Son lieu préféré de ramassage des moules était un petit rocher de moins de 4 m2 nommé «Pedra marsionness» en plein milieu de la mer, à une centaine de mètres à la nage de la côte, ce rocher à fleur d'eau se situe entre la plage de Sidi Boucif et la jetée Est du port de Béni-Saf; «Pedra marsionness», mot espagnol qui signifie pierres des moules, ce rocher, bourré de moules à longueur d'année, représente un véritable gisement exploité uniquement par M. Benaouda. Vu le manque flagrant de petites barques à l'époque, la nage était son unique et principal moyen pour y accéder à la ressource.
Pendant l'été ou en période de printemps, la possibilité conditionnelle était permise pour le plaisir de nager et de cueillir par satisfaction les moules, c'est un charme que l'on pouvait avoir pour exister.

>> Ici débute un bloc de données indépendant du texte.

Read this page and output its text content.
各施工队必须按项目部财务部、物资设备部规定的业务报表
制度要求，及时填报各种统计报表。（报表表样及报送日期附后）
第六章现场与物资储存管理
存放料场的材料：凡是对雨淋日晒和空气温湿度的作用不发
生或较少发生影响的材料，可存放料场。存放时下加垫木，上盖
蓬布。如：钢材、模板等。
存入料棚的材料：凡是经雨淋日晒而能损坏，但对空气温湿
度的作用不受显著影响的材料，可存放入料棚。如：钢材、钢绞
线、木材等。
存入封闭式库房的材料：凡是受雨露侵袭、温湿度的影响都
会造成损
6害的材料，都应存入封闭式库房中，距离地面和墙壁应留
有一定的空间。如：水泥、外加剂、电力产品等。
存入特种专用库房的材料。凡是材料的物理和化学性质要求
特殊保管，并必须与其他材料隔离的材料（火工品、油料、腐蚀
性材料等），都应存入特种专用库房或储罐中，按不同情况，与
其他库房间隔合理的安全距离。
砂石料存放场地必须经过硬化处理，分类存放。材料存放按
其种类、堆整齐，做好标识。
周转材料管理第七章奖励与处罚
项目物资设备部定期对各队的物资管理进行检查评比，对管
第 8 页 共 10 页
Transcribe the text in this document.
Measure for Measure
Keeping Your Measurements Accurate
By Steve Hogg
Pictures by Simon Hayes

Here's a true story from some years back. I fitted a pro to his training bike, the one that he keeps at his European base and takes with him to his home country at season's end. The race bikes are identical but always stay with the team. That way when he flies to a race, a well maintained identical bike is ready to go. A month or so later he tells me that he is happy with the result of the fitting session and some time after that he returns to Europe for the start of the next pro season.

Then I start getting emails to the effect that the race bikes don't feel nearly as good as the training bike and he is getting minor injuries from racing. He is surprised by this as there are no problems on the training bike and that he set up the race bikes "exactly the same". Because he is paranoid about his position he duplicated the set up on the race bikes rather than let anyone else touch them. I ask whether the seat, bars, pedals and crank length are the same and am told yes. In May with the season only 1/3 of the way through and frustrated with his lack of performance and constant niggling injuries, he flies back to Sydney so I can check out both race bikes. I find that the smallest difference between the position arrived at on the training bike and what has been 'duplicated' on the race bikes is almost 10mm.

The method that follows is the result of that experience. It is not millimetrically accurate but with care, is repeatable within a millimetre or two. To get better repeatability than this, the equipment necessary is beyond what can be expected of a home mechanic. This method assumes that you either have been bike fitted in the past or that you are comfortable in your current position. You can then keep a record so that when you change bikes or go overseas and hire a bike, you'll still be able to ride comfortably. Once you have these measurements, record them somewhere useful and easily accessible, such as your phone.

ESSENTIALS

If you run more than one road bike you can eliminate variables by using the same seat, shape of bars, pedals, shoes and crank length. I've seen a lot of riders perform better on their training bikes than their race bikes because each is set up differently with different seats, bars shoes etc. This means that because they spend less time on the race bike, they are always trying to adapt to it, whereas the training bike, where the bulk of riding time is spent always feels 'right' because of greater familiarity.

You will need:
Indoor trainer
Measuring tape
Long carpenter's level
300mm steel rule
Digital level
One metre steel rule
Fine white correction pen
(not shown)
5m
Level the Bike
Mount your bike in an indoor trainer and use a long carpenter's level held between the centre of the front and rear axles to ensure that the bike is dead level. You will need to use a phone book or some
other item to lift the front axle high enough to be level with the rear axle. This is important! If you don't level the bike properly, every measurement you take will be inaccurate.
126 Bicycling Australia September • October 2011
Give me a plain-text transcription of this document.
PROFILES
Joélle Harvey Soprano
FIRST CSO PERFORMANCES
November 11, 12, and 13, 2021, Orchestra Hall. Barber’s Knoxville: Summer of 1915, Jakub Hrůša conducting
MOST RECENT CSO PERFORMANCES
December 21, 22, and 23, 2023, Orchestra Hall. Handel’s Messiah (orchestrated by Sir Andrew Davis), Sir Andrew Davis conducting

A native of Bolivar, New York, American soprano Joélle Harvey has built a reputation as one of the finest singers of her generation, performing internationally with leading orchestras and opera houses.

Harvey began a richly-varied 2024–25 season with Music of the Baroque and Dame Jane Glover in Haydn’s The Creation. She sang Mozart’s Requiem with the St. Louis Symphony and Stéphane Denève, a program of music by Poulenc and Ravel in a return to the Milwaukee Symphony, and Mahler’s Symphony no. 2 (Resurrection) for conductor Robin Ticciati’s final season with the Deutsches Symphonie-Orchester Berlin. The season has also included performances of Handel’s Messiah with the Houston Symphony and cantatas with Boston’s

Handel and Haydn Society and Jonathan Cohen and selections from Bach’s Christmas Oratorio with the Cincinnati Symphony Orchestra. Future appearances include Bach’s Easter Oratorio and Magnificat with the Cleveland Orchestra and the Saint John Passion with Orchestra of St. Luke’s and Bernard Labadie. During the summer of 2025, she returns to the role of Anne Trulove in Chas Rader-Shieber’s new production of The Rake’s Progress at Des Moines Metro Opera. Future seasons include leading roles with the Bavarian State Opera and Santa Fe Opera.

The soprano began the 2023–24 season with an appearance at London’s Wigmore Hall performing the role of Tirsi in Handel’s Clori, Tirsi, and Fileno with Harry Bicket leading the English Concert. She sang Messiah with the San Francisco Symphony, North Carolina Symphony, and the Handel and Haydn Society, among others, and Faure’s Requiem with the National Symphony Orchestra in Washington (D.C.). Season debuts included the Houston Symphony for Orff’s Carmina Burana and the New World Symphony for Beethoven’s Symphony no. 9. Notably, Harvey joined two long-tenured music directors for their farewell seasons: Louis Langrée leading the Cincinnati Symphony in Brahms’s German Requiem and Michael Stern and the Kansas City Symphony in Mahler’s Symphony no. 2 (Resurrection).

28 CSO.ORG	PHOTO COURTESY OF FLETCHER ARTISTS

Seulement en plein hiver, le froid et une mer trop agitée, le métier de M. Benaouda, dans des conditions pareilles, ne permettait à quiconque d'y aller à la nage jusqu'au rocher et passer plus d'une heure en train de cueillir des moules dans des conditions inconcevables, le temps de remplir un sac d'une contenance de 30 kg à 40 kg. M. Benaouada le faisait quotidiennement et quelle que soit la nature du temps, il traversait à la nage la mer, sur le rocher, il fait sa cueillette, remplit son sac, puis retourne à la nage avec son sac, cette fois-ci rempli de moules. Le sac est accroché par une corde autour du cou, il est tiré par la force du crawl jusqu'au rivage. Il mettait ses habits en haillons sans se nettoyer et balance son sac plein de moules sur son dos où dégouline la flotte d'eau de mer sur son corps. Pour y accéder en ville, il escalade avec son sac pesant mis sur son dos, une gigantesque falaise de Sidi Boucif, trop abrupte dont l'accès n'est pas aussi facile. Ensuite, il trimbale son sac à travers toutes les rues de la ville de Béni-Saf pour vendre sa marchandise en criant très fort «Marsoness Gordo !» (grosses moules) pour attirer l'attention et l'envie des acheteurs. Il n'avait pas de balance pour peser sa marchandise vendue, il préférait à vue d'œil offrir un poids plus que celui qui est sollicité, une façon de vénérer un surplus (offrande) de moules à l'acheteur que de se voir être maudit en disant à l'acheteur que «Dieu nous pardonne». Sa convenance, son courage et sa sûreté de vivre durement avec «la sueur de son front», comme on dit bien chez nous, «pour gagner son pain quotidien» était une ancienne culture de vivre honnêtement de son activité. La ville de Béni-Saf lui avait permis de lui donner un statut sans pareil.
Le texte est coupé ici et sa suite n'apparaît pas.